Lead author Bergman along with groups from Stanford University School of Medicine and the Broad Institute report that both human and mouse enhancers and promoters are broadly compatible.
This differs from what has been seen in previous experiments with Drosophila that found significant specificity between promoters and enhancers.
Bergman says the two findings seem at odds, but both can be true.
He notes, some groups of promoters and some groups of enhancers appear to show some bonus activation, or lower than expected activity, though both human and mouse promoters and enhancers are broadly compatible and there is significant specificity beyond that broad compatibility.
“Our findings suggest that in humans, enhancers regulate nearby genes mostly according to inherent enhancer and promoter strength,” Bergman says. “But there are sequence-specific features that lead to specificity. Understanding more about how DNA sequence controls both independent strength of promoters and enhancers, in the broadly compatible sense, as well as how they interact with some additional specificity will help us understand the mechanisms behind many genetic diseases.”
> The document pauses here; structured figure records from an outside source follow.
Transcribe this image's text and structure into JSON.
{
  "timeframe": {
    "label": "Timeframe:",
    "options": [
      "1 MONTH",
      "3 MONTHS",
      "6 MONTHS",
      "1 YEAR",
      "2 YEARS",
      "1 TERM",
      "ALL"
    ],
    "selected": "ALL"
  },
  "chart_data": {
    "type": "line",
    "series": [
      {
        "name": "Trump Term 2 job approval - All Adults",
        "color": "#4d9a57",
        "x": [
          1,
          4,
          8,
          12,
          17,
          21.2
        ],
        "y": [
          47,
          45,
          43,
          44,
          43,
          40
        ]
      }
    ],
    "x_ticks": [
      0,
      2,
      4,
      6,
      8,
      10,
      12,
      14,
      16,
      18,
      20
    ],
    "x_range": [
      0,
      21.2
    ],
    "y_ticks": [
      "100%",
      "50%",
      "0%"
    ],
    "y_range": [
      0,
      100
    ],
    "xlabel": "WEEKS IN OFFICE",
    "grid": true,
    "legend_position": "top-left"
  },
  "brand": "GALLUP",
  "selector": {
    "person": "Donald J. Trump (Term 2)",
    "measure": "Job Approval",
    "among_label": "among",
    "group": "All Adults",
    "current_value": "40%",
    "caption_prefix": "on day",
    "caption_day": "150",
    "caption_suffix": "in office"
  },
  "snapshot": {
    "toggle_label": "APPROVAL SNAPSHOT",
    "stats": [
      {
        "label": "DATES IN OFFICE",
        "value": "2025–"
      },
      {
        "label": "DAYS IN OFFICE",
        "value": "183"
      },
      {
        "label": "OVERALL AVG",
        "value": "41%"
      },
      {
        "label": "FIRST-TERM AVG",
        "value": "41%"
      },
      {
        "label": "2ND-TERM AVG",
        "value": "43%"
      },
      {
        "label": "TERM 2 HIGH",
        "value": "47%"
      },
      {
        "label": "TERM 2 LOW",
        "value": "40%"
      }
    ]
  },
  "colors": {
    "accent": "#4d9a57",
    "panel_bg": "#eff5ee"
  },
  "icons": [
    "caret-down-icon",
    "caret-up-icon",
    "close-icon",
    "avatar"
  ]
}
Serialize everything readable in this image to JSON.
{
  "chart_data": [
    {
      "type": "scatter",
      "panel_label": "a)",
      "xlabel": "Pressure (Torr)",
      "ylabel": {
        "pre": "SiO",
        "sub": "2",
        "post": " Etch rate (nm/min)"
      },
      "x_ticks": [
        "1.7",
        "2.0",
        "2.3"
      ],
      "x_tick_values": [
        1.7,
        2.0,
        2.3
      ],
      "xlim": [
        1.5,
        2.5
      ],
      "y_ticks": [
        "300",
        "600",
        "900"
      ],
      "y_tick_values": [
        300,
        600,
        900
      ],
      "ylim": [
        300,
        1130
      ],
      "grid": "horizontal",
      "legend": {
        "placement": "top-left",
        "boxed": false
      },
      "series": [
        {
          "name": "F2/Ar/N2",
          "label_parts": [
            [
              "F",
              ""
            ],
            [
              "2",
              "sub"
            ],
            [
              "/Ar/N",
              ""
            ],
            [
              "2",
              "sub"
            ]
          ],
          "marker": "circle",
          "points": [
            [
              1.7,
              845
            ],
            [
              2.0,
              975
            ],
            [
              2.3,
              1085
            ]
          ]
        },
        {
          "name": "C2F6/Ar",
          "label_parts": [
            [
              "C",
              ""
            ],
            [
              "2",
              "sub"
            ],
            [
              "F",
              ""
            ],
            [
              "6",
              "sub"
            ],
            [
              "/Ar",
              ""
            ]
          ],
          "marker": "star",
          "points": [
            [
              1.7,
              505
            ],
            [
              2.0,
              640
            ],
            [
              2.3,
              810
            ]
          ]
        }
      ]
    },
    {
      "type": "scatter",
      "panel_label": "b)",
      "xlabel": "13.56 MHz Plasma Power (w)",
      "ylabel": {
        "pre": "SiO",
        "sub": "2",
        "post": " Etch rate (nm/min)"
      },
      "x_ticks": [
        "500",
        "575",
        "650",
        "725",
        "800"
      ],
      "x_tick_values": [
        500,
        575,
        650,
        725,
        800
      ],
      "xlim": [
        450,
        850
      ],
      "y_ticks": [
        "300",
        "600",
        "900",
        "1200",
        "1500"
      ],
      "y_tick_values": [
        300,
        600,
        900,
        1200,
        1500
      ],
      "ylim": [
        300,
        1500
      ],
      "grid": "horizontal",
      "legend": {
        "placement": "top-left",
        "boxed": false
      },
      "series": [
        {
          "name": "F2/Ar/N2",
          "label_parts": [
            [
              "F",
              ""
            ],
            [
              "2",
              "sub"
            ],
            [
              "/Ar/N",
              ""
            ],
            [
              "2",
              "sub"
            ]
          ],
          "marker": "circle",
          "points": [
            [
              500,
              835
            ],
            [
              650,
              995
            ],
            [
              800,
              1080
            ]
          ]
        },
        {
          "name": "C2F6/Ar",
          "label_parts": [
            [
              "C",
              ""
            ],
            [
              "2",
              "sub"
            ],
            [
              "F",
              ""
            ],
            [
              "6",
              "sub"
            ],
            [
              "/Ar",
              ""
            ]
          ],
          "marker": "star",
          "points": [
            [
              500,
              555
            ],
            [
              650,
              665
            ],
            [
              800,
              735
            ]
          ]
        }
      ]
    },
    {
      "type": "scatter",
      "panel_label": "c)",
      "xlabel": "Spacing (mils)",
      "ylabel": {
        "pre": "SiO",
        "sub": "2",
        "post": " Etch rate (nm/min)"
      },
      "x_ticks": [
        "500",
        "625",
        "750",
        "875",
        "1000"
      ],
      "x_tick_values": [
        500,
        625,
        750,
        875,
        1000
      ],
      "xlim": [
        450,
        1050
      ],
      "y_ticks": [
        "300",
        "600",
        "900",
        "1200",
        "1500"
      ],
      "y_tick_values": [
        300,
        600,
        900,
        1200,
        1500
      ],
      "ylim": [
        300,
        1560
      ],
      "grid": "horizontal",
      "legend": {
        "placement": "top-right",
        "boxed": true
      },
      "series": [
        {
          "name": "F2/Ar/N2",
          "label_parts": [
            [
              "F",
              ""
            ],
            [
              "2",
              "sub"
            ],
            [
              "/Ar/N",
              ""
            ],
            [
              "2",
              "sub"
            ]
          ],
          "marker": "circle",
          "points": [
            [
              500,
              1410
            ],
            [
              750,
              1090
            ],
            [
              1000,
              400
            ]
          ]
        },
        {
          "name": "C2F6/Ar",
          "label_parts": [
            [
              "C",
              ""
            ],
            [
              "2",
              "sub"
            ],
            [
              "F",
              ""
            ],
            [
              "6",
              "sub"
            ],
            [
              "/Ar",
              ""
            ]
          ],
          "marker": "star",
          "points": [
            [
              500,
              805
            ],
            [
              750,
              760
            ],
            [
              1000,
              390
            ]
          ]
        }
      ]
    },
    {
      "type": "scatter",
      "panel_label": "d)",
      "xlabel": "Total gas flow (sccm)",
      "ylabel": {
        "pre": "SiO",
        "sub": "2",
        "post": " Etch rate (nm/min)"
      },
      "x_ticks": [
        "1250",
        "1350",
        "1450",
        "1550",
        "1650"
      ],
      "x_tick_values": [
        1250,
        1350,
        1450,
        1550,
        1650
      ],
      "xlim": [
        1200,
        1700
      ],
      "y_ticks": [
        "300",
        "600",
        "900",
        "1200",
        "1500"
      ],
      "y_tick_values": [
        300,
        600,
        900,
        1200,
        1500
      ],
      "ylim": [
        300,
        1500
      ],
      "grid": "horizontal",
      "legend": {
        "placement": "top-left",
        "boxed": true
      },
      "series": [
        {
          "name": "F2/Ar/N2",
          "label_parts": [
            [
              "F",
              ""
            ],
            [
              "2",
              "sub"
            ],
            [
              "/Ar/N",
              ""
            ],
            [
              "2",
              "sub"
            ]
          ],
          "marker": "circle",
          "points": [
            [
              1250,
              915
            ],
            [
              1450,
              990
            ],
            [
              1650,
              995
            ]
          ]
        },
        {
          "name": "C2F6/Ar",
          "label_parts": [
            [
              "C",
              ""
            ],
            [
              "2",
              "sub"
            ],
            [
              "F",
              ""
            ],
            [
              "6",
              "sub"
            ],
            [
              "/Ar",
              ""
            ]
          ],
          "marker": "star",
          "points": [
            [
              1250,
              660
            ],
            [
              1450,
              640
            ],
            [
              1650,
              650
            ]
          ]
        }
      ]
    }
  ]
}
Bergman started this research project during his three years as a researcher at the Broad Institute and continued as Geisel’s 2021 Alpha Omega Alpha Carolyn L. Kuckein Student Research Fellow.
Looking ahead to his interest in radiation oncology, Bergman received a 2022 Radiological Society of North America Medical Student Research Grant that gives medical students an opportunity to gain research experience in academic radiology and radiation oncology while in medical school.
His project, “Epigenetic mechanisms of the FLASH radiotherapy effect,” will explore the molecular mechanisms behind a new and exciting technological advance in radiation therapy for cancer treatment, FLASH.
“FLASH is radiation delivered at very high rates that, for reasons yet unknown, greatly reduces the toxic side-effects of radiation while still being effective at killing tumor cells,” Bergman explains. “I’ll be joining an inter-departmental collaboration between the lab of Dr. Chun-Chieh (Paul) Lin in the Department of Pathology and Laboratory Medicine and Dr. Rongxiao Zhang in the Section of Radiation Oncology at Dartmouth Hitchcock Medical Center.
“This wouldn’t have been possible without the advocacy of Dr. Lin, Dr. Zhang, and especially Dr. Charles Thomas, Section Chief of Radiation Oncology,” he says. “This award will allow me to dedicate time to dive into more basic and translational cancer discovery during my third and fourth years at Geisel, something I aspire to continue during my career in medicine. I’m extremely grateful to receive the grant, which really is a testament to the support that Dartmouth Health and Geisel give to their students.”